When the English seed collector moved to Tasmania in 2005 -- having been interested in botany since his mid-teens -- he was still astonished by differences in the landscape.
"I'd worked in Mexico and Africa, but then I came out to Australia for the first time, and it felt as if I got off the plane onto on a totally different planet. Nothing looks familiar."
He struggled to get his head around things and decided, if the opportunity to work in Australia ever came up, he'd take it. Tasmania's floral diversity is much lower than the mainland but new species are still being identified every year.
"You know," Wood enthuses, "this season I was out surveying and I discovered a plant that was only known from another collection that was made 30 years ago and we don't even know what it is. Discoveries like that are pretty rare in Europe but are much more common out here. The opportunities to learn about new things is huge for somebody with my interests. It's immensely rewarding and very exciting to be in this sort of environment."
An insurance policy for the future
As Tasmania's habitat changes, many alpine species may become extinct, and that will be a heartbreaking loss to humanity.
"Some populations have already been lost to fire and may not be able to re-establish naturally due to fragmented distributions or poor dispersal capacity," Wood says. "The increasing aridity and likelihood of fire in these areas is very worrying."
Most stands of pencil pine are clonal, that is, from one individual.
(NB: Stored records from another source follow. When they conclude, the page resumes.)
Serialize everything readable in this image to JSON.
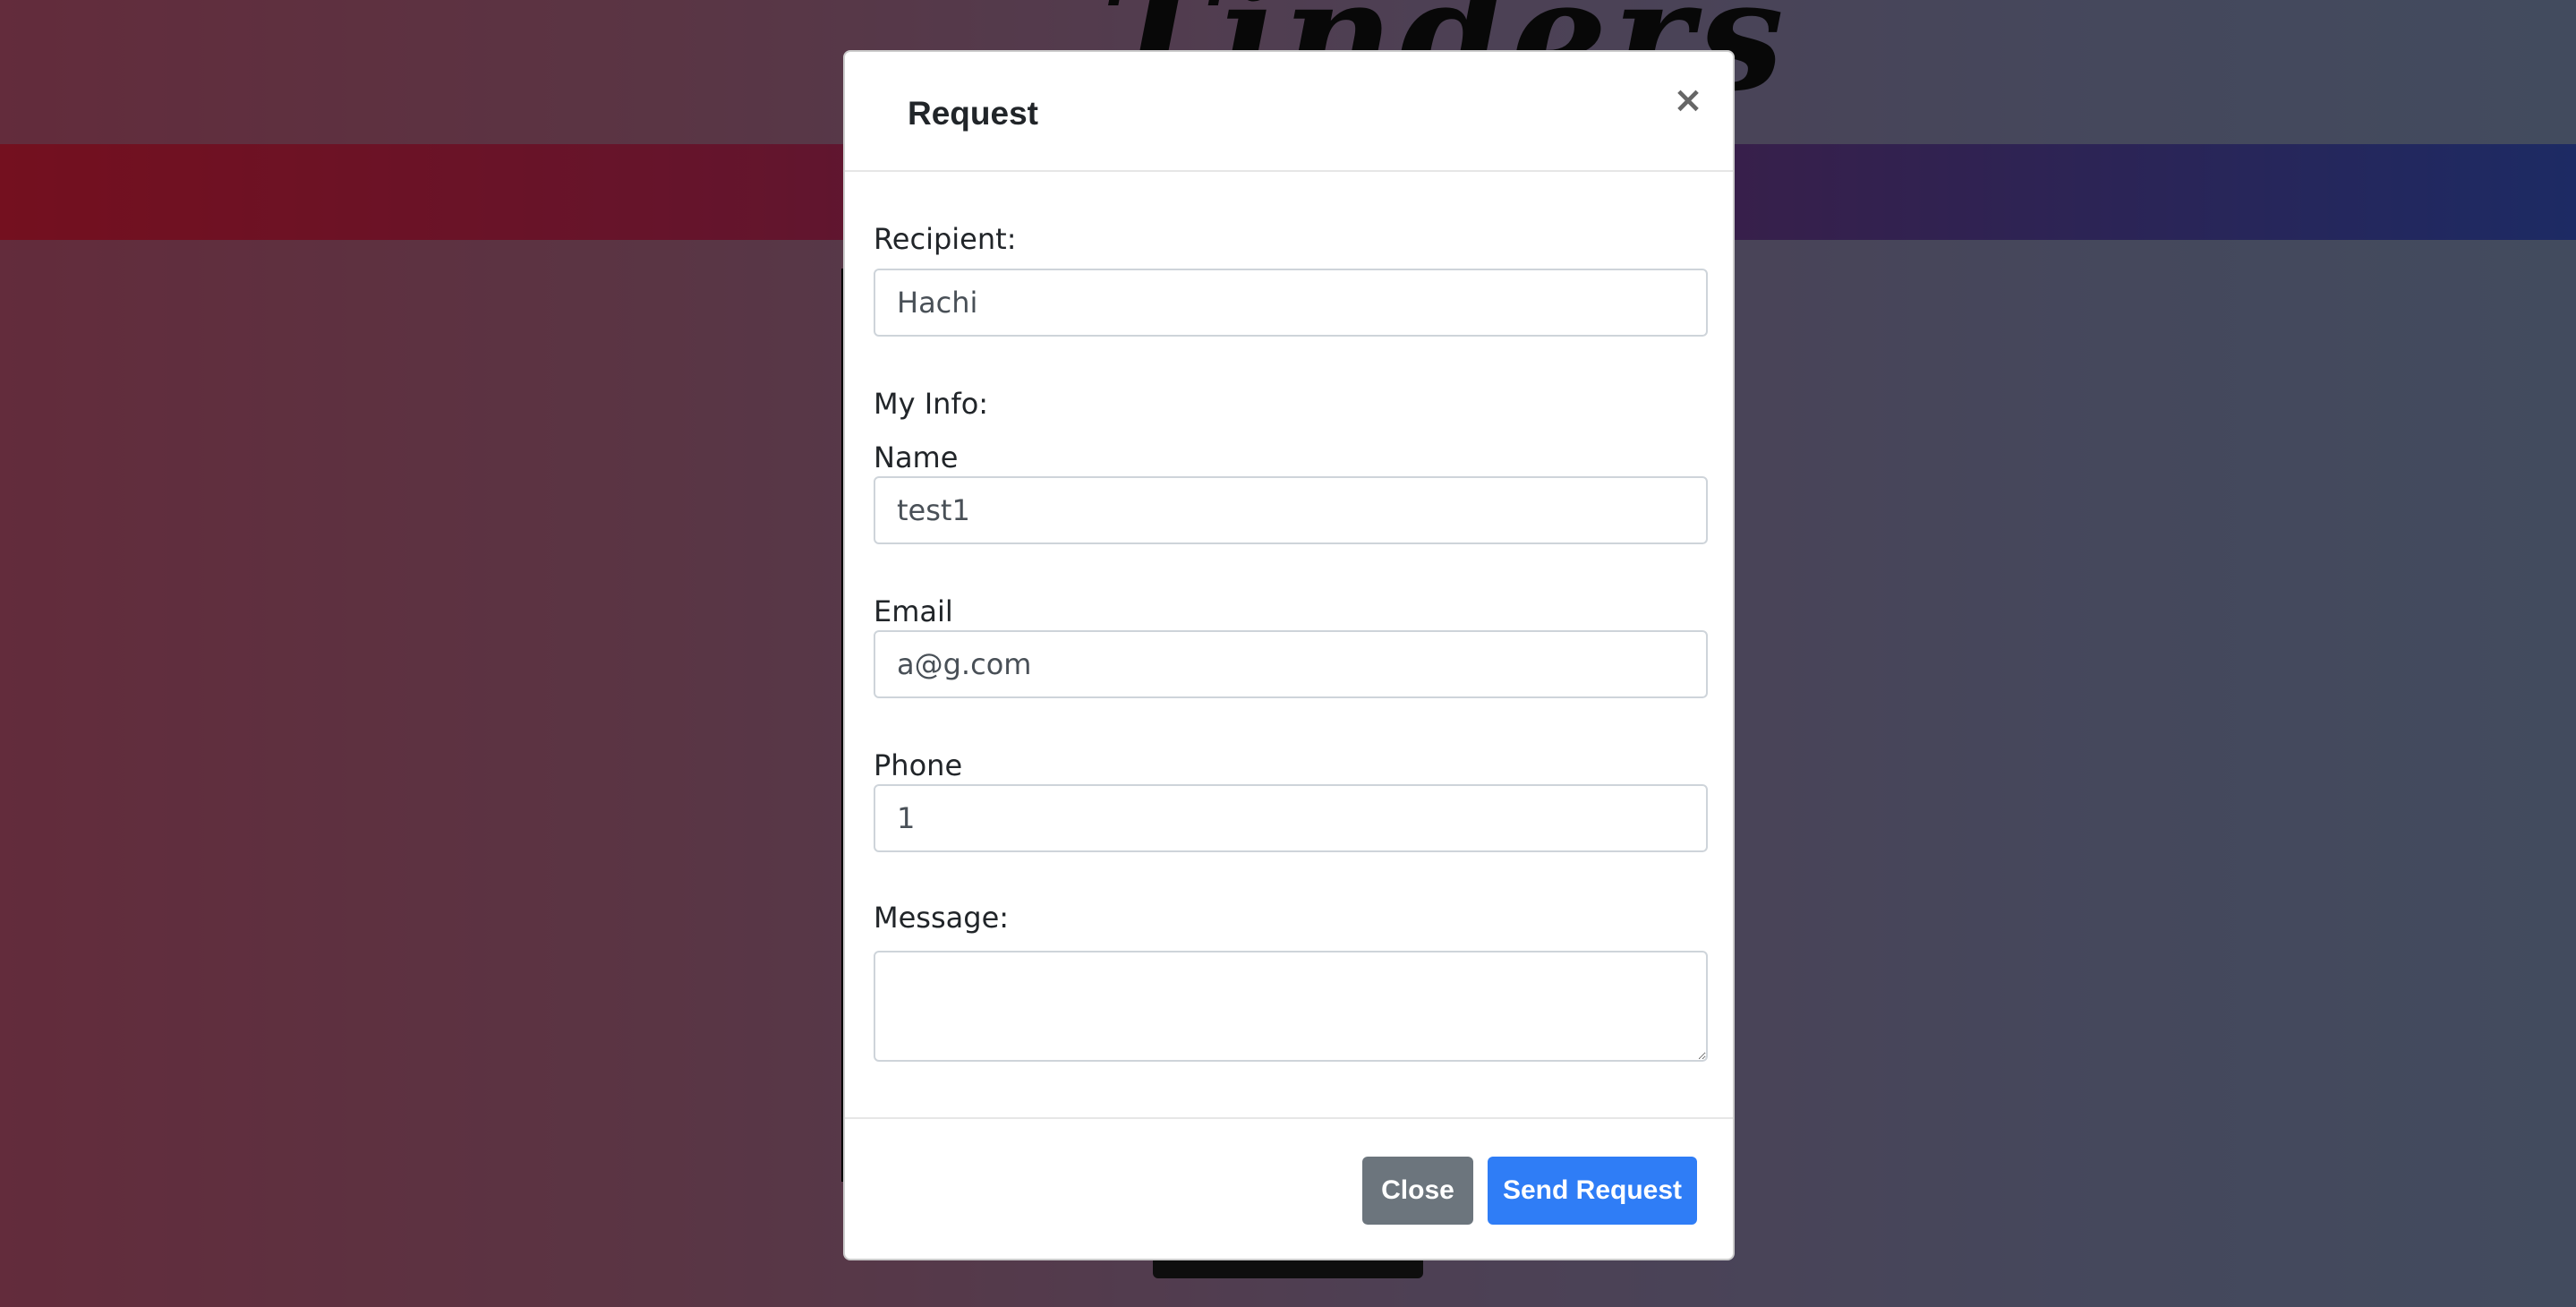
{
  "background": {
    "site_title": "Tinders"
  },
  "modal": {
    "title": "Request",
    "close_glyph": "×",
    "recipient": {
      "label": "Recipient:",
      "value": "Hachi"
    },
    "my_info_label": "My Info:",
    "name": {
      "label": "Name",
      "value": "test1"
    },
    "email": {
      "label": "Email",
      "value": "a@g.com"
    },
    "phone": {
      "label": "Phone",
      "value": "1"
    },
    "message": {
      "label": "Message:",
      "value": ""
    },
    "buttons": {
      "close_label": "Close",
      "send_label": "Send Request"
    }
  },
  "colors": {
    "primary": "#2f7df6",
    "secondary": "#6c757d"
  },
  "icons": {
    "close": "close-icon"
  }
}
This means the seed collectors must capture genetic variation over a large area to ensure biological diversity.
The two men who met as strangers parted as friends, having covered 300 hectares of land, picking two handfuls of cones from 46 stands of trees, filling a cloth bag with what, in the end, amounted to 8,000 viable seeds.
"It's not a bad sized haul as an insurance policy for the future," Wood concludes.
The collection will be stored in the Tasmanian Seed Conservation Centre and the Millennium Seed Bank (UK). Ultimately, one day, the seeds may be reintroduced back into the landscape to flourish again.
"It will be nice if we can leave those who come after us with more than just a glimpse of what the world was in the beginning," Wood says.